What did successive coalition governments do? Clearly not enough. They failed to address the growing pressures on women, like ballooning childcare costs or inflexible workplaces, and allowed insecure work, which disproportionately affects women, to thrive like a toxic weed. Well, we are the weed killers. The Albanese government is intent on hardwiring gender equity into work and our societal culture by zeroing in on two things: pay equity and representation. This program is backed by record representation of women in our ranks; at 52 per cent, it is the highest in Commonwealth government history.

The measures are the largest investment—$4.7 billion—in early childhood education and care. We are expanding paid parental leave, which was originally introduced by the Gillard government, by up to 26 weeks by July 2026. With use-it-or lose-it provisions, this reform challenges norms that stereotype men as breadwinners and women as caregivers. We are introducing IR reforms that aim to promote job security, close the gender gap and stimulate wage growth, with the main beneficiaries being the feminised industries. It means outlawing pay secrecy clauses, limiting the use of rolling fixed-term contracts that lock women into precarity, and improving access to flexibility in the workplace. We will be making gender pay equity an object of the Fair Work Commission, backed by two expert panels focused on pay equity and the care economy. We are not forgetting our knowledge workers. We are making gender pay parity an object of peak research bodies like the National Health and Medical Research Council. I was a recipient of one of those scholarships once upon a time.

We are tackling sexual harassment and victimisation in the workplace by implementing all the recommendations of the Respect@Work report. On housing, an estimated 4,000 homes from the $10 billion Housing Australia Future Fund will be allocated to women and children fleeing domestic violence. Our recently formed Women's Economic Equality Taskforce, comprising 13 eminent women, is currently providing independent advice to the government on improving gender equity. We will also compel businesses with 100 or more employees to report on their gender pay gap, because transparency is a great motivator.
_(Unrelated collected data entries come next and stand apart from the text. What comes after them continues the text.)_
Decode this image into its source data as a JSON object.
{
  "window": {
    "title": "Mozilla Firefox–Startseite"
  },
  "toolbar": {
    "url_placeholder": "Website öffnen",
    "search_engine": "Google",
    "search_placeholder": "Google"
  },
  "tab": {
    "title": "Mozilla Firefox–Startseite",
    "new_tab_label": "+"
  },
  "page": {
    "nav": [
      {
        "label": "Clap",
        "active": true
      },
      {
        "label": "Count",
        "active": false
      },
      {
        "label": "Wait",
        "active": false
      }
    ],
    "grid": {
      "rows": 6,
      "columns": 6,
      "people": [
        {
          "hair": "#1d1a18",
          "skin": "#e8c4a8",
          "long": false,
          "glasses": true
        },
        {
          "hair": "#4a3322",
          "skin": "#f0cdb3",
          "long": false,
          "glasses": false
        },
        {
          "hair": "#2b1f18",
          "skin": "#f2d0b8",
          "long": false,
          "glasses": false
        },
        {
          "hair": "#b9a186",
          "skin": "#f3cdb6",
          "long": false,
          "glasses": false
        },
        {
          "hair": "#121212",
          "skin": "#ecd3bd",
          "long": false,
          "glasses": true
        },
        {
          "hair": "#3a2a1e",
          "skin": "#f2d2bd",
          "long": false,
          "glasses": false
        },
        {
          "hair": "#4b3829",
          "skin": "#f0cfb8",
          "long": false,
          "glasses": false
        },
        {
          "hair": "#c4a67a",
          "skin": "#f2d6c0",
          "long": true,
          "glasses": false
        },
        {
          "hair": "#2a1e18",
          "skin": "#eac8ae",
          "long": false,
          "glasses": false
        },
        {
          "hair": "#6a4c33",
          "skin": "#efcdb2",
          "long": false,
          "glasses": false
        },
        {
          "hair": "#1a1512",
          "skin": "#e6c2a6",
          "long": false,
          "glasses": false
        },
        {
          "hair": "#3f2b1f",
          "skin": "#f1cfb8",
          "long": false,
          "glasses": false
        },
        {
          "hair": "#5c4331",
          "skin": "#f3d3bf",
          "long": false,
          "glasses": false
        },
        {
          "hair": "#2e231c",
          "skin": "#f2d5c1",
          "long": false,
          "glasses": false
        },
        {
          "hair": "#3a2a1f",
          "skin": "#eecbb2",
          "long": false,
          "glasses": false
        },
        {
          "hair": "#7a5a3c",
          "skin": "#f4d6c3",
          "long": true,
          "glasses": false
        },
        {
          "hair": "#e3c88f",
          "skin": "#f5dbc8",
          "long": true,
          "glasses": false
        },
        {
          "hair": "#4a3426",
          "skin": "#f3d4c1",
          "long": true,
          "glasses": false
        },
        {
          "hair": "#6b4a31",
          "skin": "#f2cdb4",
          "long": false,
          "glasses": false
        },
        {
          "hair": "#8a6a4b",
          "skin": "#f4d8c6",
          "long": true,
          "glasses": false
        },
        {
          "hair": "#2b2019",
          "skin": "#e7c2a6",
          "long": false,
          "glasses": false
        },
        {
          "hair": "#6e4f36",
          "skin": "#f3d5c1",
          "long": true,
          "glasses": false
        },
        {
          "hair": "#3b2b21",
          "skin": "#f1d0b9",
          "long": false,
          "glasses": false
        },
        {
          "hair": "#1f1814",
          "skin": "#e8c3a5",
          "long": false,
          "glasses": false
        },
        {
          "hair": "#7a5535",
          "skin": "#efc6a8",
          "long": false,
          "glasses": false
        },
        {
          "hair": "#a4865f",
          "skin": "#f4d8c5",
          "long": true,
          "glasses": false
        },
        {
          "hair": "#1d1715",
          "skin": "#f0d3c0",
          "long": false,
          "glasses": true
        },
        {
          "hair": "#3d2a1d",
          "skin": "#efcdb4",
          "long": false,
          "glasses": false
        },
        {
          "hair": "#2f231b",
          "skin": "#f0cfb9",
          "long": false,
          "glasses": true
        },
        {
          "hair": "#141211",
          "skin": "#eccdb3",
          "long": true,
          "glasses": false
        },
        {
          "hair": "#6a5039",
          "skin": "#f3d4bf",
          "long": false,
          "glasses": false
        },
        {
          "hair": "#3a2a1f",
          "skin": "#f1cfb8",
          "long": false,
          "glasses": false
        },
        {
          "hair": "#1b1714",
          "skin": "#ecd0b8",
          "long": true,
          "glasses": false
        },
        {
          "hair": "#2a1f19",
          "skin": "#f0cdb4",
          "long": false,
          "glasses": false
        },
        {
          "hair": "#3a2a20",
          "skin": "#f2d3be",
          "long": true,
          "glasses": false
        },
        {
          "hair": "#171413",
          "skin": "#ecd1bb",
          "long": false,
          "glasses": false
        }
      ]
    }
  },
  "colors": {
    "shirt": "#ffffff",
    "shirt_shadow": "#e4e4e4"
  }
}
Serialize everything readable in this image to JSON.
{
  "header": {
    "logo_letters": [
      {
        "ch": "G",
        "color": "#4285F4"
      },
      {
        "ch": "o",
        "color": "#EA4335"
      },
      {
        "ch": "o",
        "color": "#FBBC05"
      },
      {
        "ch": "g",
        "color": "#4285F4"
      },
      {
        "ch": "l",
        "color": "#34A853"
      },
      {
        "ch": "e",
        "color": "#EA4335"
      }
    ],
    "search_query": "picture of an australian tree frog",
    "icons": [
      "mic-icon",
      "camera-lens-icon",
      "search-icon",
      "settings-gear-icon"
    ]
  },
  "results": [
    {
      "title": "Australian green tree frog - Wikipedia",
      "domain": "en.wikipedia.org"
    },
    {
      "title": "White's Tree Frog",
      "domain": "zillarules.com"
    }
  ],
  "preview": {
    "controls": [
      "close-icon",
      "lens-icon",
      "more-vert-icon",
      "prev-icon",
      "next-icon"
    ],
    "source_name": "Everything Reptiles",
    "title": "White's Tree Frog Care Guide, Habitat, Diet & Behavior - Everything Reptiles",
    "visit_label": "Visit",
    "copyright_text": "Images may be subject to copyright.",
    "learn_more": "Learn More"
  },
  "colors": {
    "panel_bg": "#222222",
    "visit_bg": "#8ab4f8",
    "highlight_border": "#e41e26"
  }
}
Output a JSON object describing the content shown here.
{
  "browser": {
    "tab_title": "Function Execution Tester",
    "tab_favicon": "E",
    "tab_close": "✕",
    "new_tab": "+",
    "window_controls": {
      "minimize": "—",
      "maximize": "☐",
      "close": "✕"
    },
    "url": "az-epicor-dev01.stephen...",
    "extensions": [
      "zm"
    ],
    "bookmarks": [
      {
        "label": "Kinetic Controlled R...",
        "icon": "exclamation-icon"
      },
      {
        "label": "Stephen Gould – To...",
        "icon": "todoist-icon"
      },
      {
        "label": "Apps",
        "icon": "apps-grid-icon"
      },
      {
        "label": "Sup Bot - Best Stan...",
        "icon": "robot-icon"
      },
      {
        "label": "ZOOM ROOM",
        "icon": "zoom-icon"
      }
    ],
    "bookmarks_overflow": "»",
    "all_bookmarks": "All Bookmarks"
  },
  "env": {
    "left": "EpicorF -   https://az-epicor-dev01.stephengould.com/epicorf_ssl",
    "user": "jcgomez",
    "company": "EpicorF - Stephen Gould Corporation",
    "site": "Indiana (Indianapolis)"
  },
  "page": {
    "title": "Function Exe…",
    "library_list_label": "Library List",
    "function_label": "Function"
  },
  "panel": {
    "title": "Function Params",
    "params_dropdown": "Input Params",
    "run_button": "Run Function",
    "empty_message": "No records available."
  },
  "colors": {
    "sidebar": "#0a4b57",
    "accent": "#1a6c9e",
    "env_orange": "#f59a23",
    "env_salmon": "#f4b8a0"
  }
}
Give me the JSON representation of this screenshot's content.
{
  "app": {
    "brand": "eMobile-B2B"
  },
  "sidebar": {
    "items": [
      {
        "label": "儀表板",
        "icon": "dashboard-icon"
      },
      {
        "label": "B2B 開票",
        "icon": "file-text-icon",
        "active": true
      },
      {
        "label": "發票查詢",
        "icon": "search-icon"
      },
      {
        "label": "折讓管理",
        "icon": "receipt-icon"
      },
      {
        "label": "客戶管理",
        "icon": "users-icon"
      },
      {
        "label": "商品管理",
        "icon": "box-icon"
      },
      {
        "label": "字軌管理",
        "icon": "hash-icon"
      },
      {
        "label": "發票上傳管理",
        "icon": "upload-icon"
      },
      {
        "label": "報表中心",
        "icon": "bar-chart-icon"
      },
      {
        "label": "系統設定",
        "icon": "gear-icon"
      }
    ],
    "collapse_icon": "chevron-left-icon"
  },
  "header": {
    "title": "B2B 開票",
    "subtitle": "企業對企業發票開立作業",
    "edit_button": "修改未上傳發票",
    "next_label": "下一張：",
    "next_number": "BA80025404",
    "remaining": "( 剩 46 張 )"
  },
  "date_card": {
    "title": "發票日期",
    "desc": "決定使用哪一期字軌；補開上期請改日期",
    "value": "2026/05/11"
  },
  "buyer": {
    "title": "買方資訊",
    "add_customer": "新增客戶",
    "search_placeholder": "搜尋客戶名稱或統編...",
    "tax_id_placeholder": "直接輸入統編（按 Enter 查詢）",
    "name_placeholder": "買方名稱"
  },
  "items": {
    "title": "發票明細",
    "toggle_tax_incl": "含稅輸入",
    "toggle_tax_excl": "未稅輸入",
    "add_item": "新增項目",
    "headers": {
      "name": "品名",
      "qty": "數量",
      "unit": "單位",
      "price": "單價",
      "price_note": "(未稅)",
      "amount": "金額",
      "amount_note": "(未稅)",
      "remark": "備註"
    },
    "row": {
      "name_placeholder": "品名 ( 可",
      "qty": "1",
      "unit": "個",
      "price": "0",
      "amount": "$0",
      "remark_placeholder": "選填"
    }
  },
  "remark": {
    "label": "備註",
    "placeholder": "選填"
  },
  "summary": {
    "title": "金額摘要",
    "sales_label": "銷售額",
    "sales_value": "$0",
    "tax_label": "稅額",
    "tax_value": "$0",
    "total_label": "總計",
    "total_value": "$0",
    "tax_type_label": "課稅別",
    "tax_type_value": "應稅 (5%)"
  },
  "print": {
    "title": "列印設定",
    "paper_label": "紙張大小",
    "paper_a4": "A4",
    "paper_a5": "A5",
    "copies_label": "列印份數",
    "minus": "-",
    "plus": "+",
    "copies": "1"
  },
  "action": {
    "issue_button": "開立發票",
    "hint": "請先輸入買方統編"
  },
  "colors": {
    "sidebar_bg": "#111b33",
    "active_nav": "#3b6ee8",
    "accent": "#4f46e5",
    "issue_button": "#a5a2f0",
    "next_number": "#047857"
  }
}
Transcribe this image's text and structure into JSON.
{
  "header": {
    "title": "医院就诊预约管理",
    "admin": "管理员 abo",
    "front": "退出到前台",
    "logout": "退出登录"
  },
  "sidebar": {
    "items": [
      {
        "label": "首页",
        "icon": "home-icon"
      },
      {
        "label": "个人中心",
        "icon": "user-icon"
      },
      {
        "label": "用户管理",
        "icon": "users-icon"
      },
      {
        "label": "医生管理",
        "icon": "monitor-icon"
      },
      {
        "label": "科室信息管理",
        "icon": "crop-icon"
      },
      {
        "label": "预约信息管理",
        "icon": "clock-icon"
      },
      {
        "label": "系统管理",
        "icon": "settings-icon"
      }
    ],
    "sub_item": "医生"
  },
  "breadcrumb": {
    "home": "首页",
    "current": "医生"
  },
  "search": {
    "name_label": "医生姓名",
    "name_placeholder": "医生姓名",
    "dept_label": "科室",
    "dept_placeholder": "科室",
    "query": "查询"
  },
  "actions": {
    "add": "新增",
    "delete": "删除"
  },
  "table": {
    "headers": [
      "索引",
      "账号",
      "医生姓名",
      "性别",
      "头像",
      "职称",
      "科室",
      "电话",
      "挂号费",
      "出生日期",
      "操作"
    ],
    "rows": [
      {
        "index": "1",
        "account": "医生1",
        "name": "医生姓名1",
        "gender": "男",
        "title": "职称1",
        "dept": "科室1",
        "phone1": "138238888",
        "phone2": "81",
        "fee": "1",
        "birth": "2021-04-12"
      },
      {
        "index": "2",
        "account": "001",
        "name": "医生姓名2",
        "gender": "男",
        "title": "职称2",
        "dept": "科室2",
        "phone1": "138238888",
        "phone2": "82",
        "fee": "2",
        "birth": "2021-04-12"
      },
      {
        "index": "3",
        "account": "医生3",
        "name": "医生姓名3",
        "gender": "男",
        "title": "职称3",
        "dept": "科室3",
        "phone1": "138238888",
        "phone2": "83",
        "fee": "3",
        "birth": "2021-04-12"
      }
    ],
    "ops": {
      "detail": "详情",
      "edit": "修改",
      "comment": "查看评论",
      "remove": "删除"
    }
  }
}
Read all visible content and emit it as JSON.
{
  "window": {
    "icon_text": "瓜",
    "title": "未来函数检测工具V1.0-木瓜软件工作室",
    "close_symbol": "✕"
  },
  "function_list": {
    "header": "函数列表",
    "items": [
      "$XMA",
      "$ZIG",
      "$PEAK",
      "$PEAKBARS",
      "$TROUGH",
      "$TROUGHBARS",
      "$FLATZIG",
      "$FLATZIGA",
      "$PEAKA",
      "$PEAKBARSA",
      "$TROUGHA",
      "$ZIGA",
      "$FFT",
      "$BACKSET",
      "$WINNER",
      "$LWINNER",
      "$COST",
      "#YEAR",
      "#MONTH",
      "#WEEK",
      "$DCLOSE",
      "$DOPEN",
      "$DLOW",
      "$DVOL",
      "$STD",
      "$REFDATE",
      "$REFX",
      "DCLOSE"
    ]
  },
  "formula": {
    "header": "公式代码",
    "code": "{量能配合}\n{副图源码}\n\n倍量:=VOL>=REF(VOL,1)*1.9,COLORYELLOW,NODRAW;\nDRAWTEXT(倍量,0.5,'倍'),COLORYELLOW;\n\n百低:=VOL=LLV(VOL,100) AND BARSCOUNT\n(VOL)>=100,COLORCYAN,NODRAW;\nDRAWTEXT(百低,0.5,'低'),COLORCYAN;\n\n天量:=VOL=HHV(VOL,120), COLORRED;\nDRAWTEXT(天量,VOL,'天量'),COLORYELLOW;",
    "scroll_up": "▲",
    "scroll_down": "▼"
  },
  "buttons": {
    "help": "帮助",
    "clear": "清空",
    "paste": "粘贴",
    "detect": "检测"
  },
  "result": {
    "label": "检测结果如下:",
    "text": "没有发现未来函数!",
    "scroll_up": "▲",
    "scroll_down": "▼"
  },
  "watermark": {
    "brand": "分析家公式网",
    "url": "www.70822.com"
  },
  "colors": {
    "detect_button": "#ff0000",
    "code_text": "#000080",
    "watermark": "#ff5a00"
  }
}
Finally, we are increasing women's representation in prominent public office, including the High Court, the Climate Change Authority, the Ambassador for Climate Change and the Domestic, Family and Sexual Violence Commissioner because you can't be what you can't see.

After a decade of indifference and inertia, the Australian people have blasted the cobwebs off this House. They understand that when we lift women up we lift up our nation. When we fail women, we all fail.